I take the card and give him a thumbs-up.

So that’s what doing business with a mob boss looks like. Good to know.

Unfortunately, he’s not done with me. Luca rubs his hands together, going for the jugular. “Now, let’s get this business around your personal security squared. We've got the perfect poker night going, and you getting killed fucks with all the good chi.”

On that note, he walks out of the breakfast nook, leaving me alone with Mr. Grumpy Pants.

Not gonna lie. As sexy as he is, Edgerton intimidates the hell out of me. Even more than the mobster who just ordered half a million dollars’ worth of tracking technology and support.

The whole intimidation factor probably shouldn’t turn me on so much, right? I mean, he could unzip his pants, command me to suck him off, and I’d practically injure myself getting to my knees.

I shiver at the visual and wonder if he likes to take charge in bed.

Stupid question.

Edgerton clears his throat, and I wonder how long he’s been sitting there. My gaze lingers on his broad shoulders. Sigh.

He gestures for me to sit—Yes, Daddy—then asks, “Dr. Laghari, why were you at the Canal Street station?”

I blink, not following. “Huh?”

You are a serious businessman dealing with a serious issue. Stop fantasizing about whether or not Edgerton is a boxers or briefs guy.

“Your stalker, Dr. Laghari. Did you go to the station to avoid him?”

Definitely boxer briefs.

I grin and bite my thumbnail.

“What does this smile mean? Where did you first see him today?”

“Yes?”

Not sure why that came out as a question.

He threads his fingers together and leans forward. “Dr. Laghari, I need you to focus. Where did you see him? How did you end up at the station? These are not yes or no questions.”

I shake my head, knowing he’s going to hate my answer.

“Dr. Laghari, I don’t think I like this expression on your face.”

“Well, Mr. Edgerton, this is a smile,” I say, pointing to said smile in case he’s missed it. “It’s what somebody does with their face when they're happy. I understand that's a difficult concept for you, but I smile a lot.”

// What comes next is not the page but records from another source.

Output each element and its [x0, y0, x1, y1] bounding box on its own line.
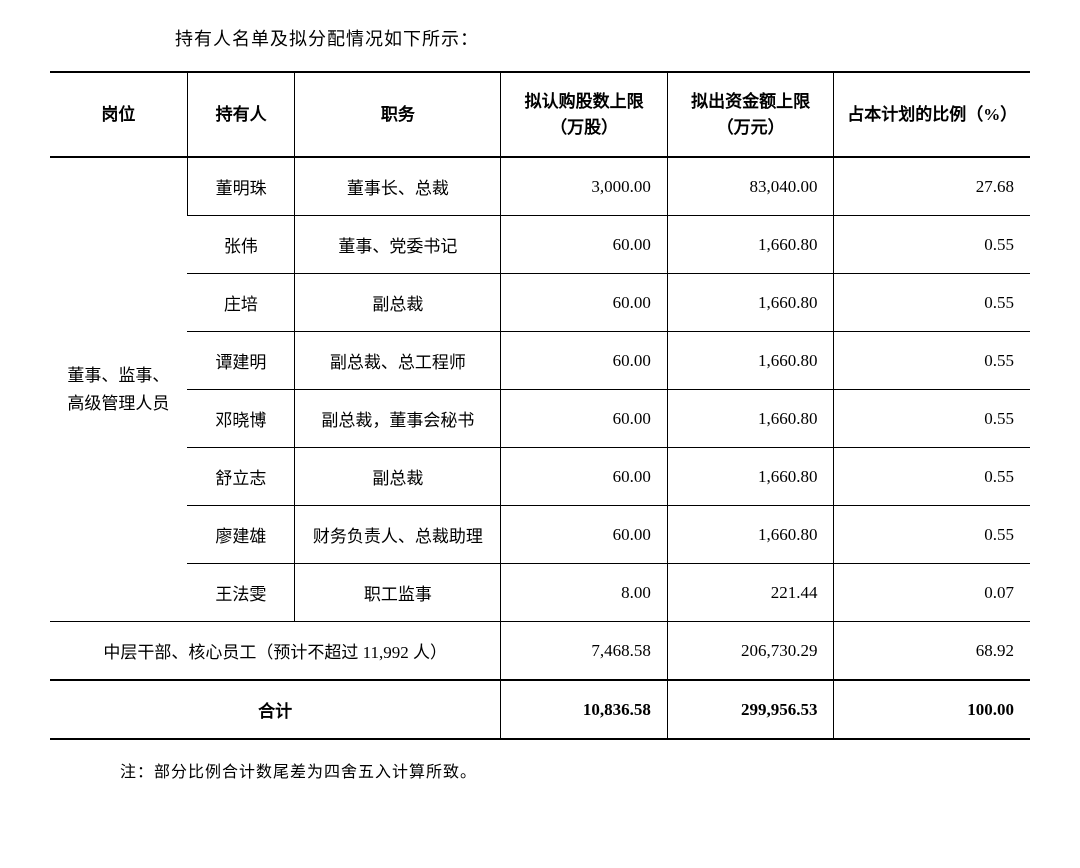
allocation-table: 岗位 持有人 职务 拟认购股数上限（万股） 拟出资金额上限（万元） 占本计划的比… [50, 71, 1030, 740]
title-cell: 董事长、总裁 [295, 157, 501, 216]
fund-cell: 1,660.80 [667, 216, 834, 274]
shares-cell: 3,000.00 [501, 157, 668, 216]
ratio-cell: 0.55 [834, 448, 1030, 506]
title-cell: 副总裁 [295, 274, 501, 332]
header-shares: 拟认购股数上限（万股） [501, 72, 668, 157]
header-holder: 持有人 [187, 72, 295, 157]
intro-text: 持有人名单及拟分配情况如下所示： [50, 25, 1030, 51]
title-cell: 副总裁，董事会秘书 [295, 390, 501, 448]
holder-cell: 舒立志 [187, 448, 295, 506]
table-header-row: 岗位 持有人 职务 拟认购股数上限（万股） 拟出资金额上限（万元） 占本计划的比… [50, 72, 1030, 157]
shares-cell: 60.00 [501, 390, 668, 448]
footnote: 注：部分比例合计数尾差为四舍五入计算所致。 [50, 758, 1030, 782]
ratio-cell: 0.55 [834, 506, 1030, 564]
ratio-cell: 0.55 [834, 390, 1030, 448]
subtotal-row: 中层干部、核心员工（预计不超过 11,992 人） 7,468.58 206,7… [50, 622, 1030, 681]
shares-cell: 60.00 [501, 274, 668, 332]
table-row: 庄培 副总裁 60.00 1,660.80 0.55 [50, 274, 1030, 332]
ratio-cell: 27.68 [834, 157, 1030, 216]
header-fund: 拟出资金额上限（万元） [667, 72, 834, 157]
header-position: 岗位 [50, 72, 187, 157]
table-row: 王法雯 职工监事 8.00 221.44 0.07 [50, 564, 1030, 622]
header-title: 职务 [295, 72, 501, 157]
ratio-cell: 0.55 [834, 332, 1030, 390]
title-cell: 副总裁、总工程师 [295, 332, 501, 390]
title-cell: 副总裁 [295, 448, 501, 506]
fund-cell: 1,660.80 [667, 332, 834, 390]
table-row: 谭建明 副总裁、总工程师 60.00 1,660.80 0.55 [50, 332, 1030, 390]
table-row: 张伟 董事、党委书记 60.00 1,660.80 0.55 [50, 216, 1030, 274]
fund-cell: 83,040.00 [667, 157, 834, 216]
holder-cell: 张伟 [187, 216, 295, 274]
subtotal-shares: 7,468.58 [501, 622, 668, 681]
shares-cell: 60.00 [501, 216, 668, 274]
shares-cell: 60.00 [501, 506, 668, 564]
group-label-cell: 董事、监事、高级管理人员 [50, 157, 187, 622]
table-row: 舒立志 副总裁 60.00 1,660.80 0.55 [50, 448, 1030, 506]
holder-cell: 庄培 [187, 274, 295, 332]
holder-cell: 谭建明 [187, 332, 295, 390]
holder-cell: 邓晓博 [187, 390, 295, 448]
total-shares: 10,836.58 [501, 680, 668, 739]
table-row: 廖建雄 财务负责人、总裁助理 60.00 1,660.80 0.55 [50, 506, 1030, 564]
shares-cell: 60.00 [501, 448, 668, 506]
total-label: 合计 [50, 680, 501, 739]
table-row: 董事、监事、高级管理人员 董明珠 董事长、总裁 3,000.00 83,040.… [50, 157, 1030, 216]
ratio-cell: 0.55 [834, 216, 1030, 274]
ratio-cell: 0.07 [834, 564, 1030, 622]
total-row: 合计 10,836.58 299,956.53 100.00 [50, 680, 1030, 739]
fund-cell: 1,660.80 [667, 506, 834, 564]
ratio-cell: 0.55 [834, 274, 1030, 332]
subtotal-label: 中层干部、核心员工（预计不超过 11,992 人） [50, 622, 501, 681]
total-ratio: 100.00 [834, 680, 1030, 739]
subtotal-fund: 206,730.29 [667, 622, 834, 681]
holder-cell: 王法雯 [187, 564, 295, 622]
fund-cell: 1,660.80 [667, 448, 834, 506]
fund-cell: 1,660.80 [667, 390, 834, 448]
title-cell: 财务负责人、总裁助理 [295, 506, 501, 564]
header-ratio: 占本计划的比例（%） [834, 72, 1030, 157]
fund-cell: 1,660.80 [667, 274, 834, 332]
holder-cell: 廖建雄 [187, 506, 295, 564]
fund-cell: 221.44 [667, 564, 834, 622]
title-cell: 董事、党委书记 [295, 216, 501, 274]
title-cell: 职工监事 [295, 564, 501, 622]
subtotal-ratio: 68.92 [834, 622, 1030, 681]
holder-cell: 董明珠 [187, 157, 295, 216]
shares-cell: 8.00 [501, 564, 668, 622]
table-row: 邓晓博 副总裁，董事会秘书 60.00 1,660.80 0.55 [50, 390, 1030, 448]
total-fund: 299,956.53 [667, 680, 834, 739]
shares-cell: 60.00 [501, 332, 668, 390]
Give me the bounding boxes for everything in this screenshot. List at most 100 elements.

“I'm sure being a billionaire gives you plenty of reasons to be happy.”

Okay, Mr. Snappy Retort.

I fidget with a hangnail before responding, “My company is worth billions, Mr. Edgerton. I try to keep my own personal wealth a fair amount below that. Though…it is difficult with the way money grows at this level.”

“How awful for you,” he says, pulling out his phone. “You still haven’t answered my questions.”

Damn. I was hoping he hadn’t noticed.

“Um…yeah. I got there before he did.”